This election, Mountain View voters have two clear paths for who to pick for the Mountain View City Council. If you're happy with the city's direction and confident in leadership decisions over the last four years, it's a slam dunk – all three incumbents are seeking to keep their seat.
If you want a candidate with a fresh perspective, then you've got two challengers looking to oust the incumbents with a different take on how to approach city issues.
But this November, we recommend the known over the unknown in voting for council members Alison Hicks, Ellen Kamei and Lucas Ramirez. All three have shown a deep knowledge of the city and a penchant for some of the more wonky land use regulations, which will prove invaluable as the city evolves its residential zoning in the coming years.
The incumbents all took part in setting ambitious goals for the city in 2019, and saw those plans swiftly put on hold as the COVID-19 pandemic became priority No. 1. Each of the incumbents say they're eager to get reelected and help some of these shelved plans finally come to fruition, whether it be anti-displacement measures or updates to multifamily housing zones. We think they deserve a chance to carry out that work.
The incumbents also proved to be effective leaders during the pandemic, supporting efforts to generously fund local rent relief programs long before the state finally stepped up to address accumulated rental debt. Kamei led the city during its effort to add a much-needed North County vaccination site, which proved to be a valuable extension of county services outside of San Jose. She also deserves kudos for fighting to get as many people as possible counted during the 2020 census, at a time when pandemic protocols were still in effect.
We appreciate Ramirez' passionate approach to R3 zoning changes and anti-displacement work – both housing-related issues that he has championed during his first term, despite limited progress on both fronts. He also has a clear understanding of what it takes to get affordable housing built in Mountain View, and the various routes the city can take to dig up enough funding to get these expensive, deed-restricted units built.
Hicks has an impressive planning background and is both knowledgeable and creative when it comes to building sustainable, walkable and bikeable communities.

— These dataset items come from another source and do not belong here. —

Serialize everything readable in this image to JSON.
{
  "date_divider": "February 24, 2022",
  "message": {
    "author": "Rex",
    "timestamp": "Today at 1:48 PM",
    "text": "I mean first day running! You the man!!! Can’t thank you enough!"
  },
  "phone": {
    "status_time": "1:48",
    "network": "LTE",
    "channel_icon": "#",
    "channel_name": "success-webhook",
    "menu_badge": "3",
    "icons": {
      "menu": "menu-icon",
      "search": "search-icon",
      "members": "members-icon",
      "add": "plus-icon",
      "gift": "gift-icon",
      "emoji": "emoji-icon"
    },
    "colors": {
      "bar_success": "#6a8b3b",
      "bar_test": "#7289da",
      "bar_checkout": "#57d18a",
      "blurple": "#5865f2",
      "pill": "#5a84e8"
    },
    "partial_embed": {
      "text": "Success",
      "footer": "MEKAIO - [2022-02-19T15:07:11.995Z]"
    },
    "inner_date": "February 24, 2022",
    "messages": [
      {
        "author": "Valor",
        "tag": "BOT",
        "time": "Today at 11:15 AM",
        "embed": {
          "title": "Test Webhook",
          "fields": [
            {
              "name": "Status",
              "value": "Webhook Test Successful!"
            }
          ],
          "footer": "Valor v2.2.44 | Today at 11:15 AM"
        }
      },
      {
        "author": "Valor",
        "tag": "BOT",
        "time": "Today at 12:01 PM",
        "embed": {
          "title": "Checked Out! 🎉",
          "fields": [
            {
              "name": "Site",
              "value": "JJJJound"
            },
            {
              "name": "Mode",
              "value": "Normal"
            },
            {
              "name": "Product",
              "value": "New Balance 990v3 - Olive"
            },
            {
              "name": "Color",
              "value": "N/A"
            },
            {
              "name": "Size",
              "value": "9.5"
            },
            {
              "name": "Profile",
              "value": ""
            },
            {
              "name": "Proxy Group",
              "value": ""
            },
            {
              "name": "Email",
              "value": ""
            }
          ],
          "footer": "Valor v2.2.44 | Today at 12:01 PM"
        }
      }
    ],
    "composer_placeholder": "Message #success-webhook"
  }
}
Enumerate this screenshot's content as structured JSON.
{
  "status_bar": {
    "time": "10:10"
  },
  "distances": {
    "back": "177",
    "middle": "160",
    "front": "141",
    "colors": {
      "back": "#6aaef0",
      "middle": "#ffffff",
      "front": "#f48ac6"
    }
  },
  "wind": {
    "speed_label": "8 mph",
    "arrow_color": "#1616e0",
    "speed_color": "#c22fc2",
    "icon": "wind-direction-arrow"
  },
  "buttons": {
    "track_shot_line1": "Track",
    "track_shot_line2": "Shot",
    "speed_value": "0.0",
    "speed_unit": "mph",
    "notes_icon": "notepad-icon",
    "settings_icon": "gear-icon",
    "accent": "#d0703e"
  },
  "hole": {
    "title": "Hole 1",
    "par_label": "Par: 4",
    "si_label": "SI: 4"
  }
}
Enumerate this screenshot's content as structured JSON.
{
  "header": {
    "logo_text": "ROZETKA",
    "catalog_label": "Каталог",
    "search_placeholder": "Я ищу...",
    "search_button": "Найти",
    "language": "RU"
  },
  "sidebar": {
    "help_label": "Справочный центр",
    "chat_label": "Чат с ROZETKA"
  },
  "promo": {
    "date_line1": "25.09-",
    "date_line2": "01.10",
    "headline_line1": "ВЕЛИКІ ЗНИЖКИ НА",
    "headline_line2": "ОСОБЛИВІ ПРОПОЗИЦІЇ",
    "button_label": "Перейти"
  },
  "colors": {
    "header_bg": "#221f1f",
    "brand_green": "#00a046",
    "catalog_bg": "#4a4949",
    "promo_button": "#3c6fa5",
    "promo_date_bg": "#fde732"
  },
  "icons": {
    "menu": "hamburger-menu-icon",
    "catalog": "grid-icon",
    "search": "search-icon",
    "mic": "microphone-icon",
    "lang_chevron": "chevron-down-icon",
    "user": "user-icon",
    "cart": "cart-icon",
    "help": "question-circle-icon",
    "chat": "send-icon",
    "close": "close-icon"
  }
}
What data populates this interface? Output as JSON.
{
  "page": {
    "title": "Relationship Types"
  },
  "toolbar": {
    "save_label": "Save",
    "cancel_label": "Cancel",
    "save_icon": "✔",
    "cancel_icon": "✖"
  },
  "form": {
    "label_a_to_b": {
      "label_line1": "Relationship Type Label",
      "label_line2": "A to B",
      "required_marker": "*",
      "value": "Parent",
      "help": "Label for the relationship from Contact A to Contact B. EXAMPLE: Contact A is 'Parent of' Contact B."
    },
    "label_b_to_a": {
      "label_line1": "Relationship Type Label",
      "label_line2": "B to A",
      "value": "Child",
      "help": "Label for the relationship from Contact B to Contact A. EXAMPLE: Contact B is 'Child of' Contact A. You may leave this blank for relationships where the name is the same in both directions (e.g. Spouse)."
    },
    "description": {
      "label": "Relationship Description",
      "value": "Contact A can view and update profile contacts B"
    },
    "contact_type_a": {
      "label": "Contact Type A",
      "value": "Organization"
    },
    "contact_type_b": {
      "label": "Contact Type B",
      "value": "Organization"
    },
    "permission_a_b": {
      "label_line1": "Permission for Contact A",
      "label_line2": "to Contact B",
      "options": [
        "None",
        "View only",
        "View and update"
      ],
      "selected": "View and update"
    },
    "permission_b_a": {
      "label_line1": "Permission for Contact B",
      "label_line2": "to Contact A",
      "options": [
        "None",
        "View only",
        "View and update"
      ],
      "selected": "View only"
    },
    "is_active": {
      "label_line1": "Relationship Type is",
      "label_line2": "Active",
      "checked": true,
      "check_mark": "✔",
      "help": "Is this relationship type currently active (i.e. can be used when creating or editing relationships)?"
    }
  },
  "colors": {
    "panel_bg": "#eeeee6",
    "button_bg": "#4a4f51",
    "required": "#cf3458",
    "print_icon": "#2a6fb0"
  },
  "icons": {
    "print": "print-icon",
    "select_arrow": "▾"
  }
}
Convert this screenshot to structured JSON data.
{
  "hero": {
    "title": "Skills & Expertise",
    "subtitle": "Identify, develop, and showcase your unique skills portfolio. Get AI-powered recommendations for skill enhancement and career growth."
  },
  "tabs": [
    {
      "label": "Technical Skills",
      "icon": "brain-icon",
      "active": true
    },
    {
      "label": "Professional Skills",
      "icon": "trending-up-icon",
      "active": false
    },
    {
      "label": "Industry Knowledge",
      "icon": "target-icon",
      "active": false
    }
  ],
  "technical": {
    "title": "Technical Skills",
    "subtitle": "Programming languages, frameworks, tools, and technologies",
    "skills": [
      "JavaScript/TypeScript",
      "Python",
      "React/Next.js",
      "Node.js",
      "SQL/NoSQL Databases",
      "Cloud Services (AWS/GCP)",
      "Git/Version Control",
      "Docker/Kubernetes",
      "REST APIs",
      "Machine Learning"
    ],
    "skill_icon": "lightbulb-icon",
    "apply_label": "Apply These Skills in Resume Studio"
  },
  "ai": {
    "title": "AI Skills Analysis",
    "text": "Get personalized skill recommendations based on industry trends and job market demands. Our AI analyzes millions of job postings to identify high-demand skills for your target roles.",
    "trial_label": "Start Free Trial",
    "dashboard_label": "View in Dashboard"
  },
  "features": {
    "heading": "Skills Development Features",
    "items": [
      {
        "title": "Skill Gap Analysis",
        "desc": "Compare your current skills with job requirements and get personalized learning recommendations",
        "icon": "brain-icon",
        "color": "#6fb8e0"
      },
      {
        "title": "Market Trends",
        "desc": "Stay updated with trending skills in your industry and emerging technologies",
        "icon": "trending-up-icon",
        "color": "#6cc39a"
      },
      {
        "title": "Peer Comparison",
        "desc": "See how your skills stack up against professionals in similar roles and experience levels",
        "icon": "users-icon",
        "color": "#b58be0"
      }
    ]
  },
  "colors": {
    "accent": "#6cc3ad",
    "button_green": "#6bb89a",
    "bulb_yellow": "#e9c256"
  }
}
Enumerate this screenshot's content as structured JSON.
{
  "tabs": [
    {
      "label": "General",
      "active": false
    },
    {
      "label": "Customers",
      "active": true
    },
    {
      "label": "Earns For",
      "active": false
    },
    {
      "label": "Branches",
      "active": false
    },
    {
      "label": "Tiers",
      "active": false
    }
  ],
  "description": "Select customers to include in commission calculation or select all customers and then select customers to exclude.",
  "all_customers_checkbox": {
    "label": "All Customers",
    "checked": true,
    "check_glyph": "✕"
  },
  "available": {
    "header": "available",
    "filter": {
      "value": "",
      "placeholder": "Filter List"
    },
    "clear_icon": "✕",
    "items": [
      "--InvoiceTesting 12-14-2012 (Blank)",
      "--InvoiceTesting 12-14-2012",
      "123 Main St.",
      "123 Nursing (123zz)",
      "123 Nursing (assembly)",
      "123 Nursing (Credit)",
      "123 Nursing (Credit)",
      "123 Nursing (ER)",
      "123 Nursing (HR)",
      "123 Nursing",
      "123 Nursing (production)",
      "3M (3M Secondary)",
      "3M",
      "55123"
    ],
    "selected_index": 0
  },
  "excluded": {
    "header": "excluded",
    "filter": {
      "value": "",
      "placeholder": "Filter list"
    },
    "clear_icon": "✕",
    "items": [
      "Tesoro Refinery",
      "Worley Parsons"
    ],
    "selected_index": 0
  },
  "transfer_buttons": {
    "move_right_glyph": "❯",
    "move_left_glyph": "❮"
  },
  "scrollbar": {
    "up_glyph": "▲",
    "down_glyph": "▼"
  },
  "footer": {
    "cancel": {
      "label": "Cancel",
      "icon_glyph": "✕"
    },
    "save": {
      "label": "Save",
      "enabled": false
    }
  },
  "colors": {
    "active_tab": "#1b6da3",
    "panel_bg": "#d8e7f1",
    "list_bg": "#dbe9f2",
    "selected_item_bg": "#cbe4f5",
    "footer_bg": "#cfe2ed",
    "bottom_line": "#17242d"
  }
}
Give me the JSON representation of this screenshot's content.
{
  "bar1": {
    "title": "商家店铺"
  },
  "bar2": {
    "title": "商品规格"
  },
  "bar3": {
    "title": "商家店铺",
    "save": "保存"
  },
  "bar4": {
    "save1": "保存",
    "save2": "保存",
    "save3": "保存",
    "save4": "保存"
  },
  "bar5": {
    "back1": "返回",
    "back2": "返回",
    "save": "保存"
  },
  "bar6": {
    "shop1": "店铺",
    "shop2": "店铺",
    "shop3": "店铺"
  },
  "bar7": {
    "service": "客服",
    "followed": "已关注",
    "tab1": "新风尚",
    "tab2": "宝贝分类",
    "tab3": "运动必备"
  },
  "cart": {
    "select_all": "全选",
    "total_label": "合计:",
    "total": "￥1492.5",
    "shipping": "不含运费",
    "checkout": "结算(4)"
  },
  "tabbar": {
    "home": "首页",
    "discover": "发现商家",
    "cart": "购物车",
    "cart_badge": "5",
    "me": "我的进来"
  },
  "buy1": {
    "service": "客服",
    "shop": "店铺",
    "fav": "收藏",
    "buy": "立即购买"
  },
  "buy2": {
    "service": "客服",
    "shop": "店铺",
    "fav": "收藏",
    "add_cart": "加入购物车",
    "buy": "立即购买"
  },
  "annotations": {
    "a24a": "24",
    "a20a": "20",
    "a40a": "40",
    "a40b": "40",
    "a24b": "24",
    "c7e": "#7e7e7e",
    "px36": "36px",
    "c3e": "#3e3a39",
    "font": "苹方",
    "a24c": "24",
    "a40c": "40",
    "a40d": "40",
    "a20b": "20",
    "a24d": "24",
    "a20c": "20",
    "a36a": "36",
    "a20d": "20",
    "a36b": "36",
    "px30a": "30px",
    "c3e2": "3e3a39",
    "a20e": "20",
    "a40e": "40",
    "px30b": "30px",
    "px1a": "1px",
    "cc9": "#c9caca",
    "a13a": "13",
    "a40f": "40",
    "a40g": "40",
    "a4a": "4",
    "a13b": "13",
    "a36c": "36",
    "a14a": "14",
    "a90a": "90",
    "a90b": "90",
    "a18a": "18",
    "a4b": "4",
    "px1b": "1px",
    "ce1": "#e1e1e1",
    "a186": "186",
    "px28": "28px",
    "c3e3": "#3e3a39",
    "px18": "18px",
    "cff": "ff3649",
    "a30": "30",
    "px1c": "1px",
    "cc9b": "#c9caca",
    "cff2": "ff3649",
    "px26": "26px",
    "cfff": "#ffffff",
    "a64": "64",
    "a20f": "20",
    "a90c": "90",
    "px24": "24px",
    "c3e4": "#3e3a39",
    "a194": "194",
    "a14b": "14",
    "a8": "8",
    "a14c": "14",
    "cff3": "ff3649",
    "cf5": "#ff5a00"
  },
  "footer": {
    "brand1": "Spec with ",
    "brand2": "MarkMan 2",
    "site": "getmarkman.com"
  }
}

Phrases like "smart growth" and "livability" are so often used to mask NIMBY motives, but Hicks understands that these are approaches that improve rather than stymie future development. Her perspective will be important as the city considers plans to permanently close Castro Street to traffic and create a car-free downtown, and doubly so if Mountain View adopts a new vision for future development north of Central Expressway along Moffett Boulevard.
We appreciate candidate Li Zhang's willingness to jump into the race for the council, a sure sign that the city's new Chinese Language Civic Leadership academy, which she attended earlier this year, is fulfilling its goal of getting more people involved in local issues. She represents the interests of a portion of the electorate concerned about too much growth. But her lack of experience or a track record on any of the city's committees is too hard to ignore. She also makes a case that the Mountain View's housing forecast is too ambitious and that there isn't enough infrastructure to support it all, but doesn't present a compelling alternative to the city's approach to state-mandated housing plans.
As for candidate Justin Cohen's platform, there really isn't much to say. The direct democracy experiment is an interesting idea, but there are still so many unanswered questions. What if polling the public only attracts a small minority of vocal residents, who control your stance on every issue? How are you going to handle closed-session matters that can't be shared with the public? If you genuinely disagree with what voters want, are you really going to vote against your own conscience? Representative democracy has worked pretty well, and Cohen, who lacks basic knowledge of a council member's duties and the issues facing the city, hasn't offered a compelling argument to deconstruct that tradition this November.
Mountain View is poised to grow at a rapid rate over the next eight years, and some of the biggest projects in the history of the city are currently winding their way through the planning process. What we'll see in terms of comprehensive neighborhoods built in East Whisman and North Bayshore will depend largely on the decisions made by the council in the coming years, and it's essential that we have experienced and thoughtful people making those decisions. Vote for experience this November by returning Kamei, Hicks and Ramirez to the Mountain View City Council.